An attacker needs just three things to turn a speaker or set of headphones without a microphone into a listening device: a USB flash drive, an audio chip capable of emitting sound at near-ultrasonic frequencies and a way to measure the distance between two computers located in the same room to see if they are within range for the attack. The USB flash drive is used to infect air-gapped computers. Any integrated microphone on the computer or the external loudspeaker must be turned off, muted or taped, and the external microphone must be unplugged.
Since all connected speakers, including passive speakers, headphones, earphones and loudspeakers, respond well to the near-ultrasonic range -- 18 kHz to 24 kHz -- a listening device can help the attacker hear data and passwords from the victim's computer and record them on the attacker's computer.

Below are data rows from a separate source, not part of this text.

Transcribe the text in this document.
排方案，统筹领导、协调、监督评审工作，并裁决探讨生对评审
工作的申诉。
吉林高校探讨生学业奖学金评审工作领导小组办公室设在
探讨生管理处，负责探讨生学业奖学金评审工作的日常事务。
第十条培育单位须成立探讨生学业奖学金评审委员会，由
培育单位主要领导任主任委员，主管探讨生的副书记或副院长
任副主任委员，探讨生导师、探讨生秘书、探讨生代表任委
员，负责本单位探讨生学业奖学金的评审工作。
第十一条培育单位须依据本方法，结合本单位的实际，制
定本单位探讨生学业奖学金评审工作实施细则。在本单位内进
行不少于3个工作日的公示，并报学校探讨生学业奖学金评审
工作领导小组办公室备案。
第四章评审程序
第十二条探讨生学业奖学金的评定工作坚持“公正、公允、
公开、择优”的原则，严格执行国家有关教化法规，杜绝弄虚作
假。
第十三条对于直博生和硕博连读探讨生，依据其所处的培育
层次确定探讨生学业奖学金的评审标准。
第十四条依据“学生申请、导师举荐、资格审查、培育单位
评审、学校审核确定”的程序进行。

The attack can be carried out within earshot of authorized users of the systems because ultrasonic transmissions are not detectable by the human ear. The ultrasound range starts around 20 kHz and can go up to several gigahertz; in either case, sound in these ranges are undetectable to humans -- our eardrums can't vibrate fast enough to hear any noise at those frequencies.
The risk to air-gapped networks is determined by the maximum distance that data can be covertly transmitted between two infected computers. When speaker-to-speaker communication is used, the computers can be placed a maximum of 29.5 feet apart, but when two headphones with the microphones turned off are used, the maximum distance is only 9.8 feet.
When using loudspeakers, data can be exchanged with a bit rate of 10 to 166 bits per second from a distance of 26 feet. Beyond the maximum distance, however, attackers will be unable to steal data from air-gapped computers.